About the only thing anyone can totally agree on here seems to be anything anti-Israel, U.S. foreign policy in the Middle East or just Jews in general. State run television aired a 41-episode series about the “Protocols of Zion” last year while the Brotherhood calls al Qaeda “an American illusion.” (The New Yorker July 12 and 19, 2004.)

So again I ask—what’s the word on the street? First we have Americans saying things about the Middle East, and second, we have the flip-side.

• “The United States is the only thing standing between tyranny and the rest of the world now. We saved Europe from Hitler and now we’re saving the rest of the world from fundamentalist Muslims who will do anything to get where they want—even kill children.

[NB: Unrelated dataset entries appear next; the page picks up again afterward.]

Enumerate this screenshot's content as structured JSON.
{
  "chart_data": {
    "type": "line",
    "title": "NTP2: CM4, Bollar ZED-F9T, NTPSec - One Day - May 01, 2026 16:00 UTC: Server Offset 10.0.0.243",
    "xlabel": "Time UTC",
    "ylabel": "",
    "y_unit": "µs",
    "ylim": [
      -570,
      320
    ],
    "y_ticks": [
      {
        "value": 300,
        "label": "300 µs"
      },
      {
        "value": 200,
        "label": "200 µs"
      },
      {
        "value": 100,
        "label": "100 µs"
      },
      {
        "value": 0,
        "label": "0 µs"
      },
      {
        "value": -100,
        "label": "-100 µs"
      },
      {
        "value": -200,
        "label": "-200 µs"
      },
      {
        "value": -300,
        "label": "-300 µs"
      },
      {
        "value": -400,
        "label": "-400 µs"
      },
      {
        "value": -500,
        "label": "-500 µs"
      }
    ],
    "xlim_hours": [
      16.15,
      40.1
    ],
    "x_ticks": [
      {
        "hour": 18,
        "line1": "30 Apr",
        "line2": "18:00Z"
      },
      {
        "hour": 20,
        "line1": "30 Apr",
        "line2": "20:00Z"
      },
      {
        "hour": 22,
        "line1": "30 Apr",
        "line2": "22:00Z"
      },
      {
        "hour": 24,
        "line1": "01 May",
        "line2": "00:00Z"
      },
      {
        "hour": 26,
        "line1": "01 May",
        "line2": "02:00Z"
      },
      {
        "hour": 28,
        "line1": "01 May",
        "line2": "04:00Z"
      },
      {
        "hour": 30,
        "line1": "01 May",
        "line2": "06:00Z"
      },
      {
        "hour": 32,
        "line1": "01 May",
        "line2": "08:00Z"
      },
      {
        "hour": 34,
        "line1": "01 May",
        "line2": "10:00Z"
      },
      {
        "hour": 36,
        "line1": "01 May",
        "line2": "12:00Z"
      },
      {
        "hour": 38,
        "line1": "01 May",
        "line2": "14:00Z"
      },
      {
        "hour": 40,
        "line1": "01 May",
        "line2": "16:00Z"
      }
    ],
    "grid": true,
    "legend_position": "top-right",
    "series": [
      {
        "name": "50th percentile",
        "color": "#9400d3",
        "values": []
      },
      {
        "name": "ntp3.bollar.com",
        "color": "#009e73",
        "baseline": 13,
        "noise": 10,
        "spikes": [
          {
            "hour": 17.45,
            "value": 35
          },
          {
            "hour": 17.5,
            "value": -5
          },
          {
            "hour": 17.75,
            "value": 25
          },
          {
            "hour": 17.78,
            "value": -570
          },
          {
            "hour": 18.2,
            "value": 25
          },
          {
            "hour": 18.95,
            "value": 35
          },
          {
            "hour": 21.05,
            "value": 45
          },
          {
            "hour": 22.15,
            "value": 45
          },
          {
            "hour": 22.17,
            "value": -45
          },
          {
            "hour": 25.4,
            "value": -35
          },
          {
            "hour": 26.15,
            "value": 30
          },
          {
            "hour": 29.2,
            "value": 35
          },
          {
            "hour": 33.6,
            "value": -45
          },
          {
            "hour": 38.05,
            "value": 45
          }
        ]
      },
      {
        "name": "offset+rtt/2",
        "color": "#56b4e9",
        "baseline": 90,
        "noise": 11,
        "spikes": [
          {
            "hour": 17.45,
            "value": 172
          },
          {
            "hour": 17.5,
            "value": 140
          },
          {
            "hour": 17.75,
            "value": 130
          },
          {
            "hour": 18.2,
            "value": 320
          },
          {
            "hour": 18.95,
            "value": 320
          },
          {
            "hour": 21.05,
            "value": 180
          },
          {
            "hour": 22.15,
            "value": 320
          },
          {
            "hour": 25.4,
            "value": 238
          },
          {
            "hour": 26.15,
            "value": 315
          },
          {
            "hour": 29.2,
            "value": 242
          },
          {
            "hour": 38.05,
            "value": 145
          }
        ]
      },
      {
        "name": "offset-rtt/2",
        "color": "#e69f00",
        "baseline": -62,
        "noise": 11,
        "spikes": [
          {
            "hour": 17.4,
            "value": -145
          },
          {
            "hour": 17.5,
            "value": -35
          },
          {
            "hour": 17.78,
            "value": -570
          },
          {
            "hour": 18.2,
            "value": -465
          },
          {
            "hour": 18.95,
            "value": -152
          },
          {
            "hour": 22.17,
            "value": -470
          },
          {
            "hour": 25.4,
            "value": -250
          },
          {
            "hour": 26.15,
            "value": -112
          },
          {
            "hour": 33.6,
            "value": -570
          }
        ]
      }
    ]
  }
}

If people don’t start get behind Bush and stop the negativism, they’re going to get theirs.” (Middle East Times, Sept. 4 to 10.)

And the reverse:

• Speaking of Defense Secretary Paul Wolfowitz and undersecretary Douglas Feith, “Both men are well-known for their fanatical support of Israel and profound dislike of Arabs and Muslims, positions that are well documented in their writings and comments over decades.... The balance is so skewed that Israel is not only telling the U.S. what to do in the region, but determining which wars and what sanctions America will impose on whomever Israel and her Washington spies designate as enemies.” (Middle East Times Sept. 4 to10.)

• A student at the American University in Cairo, a place where Duke sends students regularly study abroad, said, “Also, when the United States pushes for democracy without really supporting liberalism in the Islamic world in an adequate way, support for the Islamists grows.... I see people at A.U.C. tilted towards the Jihadist cause more and more. They’re watching satellite television, they’re watching Saudi-financed channels, they’re listening to the cassette tapes of fundamentalists sold on every street corner, they’re reading Islam Online and lots of other websites like that.... A clash of civilizations is a war that West cannot win.” (The New Yorker)

An entire country’s opinion can not obviously be captured in two opinions. But they do say something small, do they not?

 

Jesse Shuger-Colvin is a Trinity junior.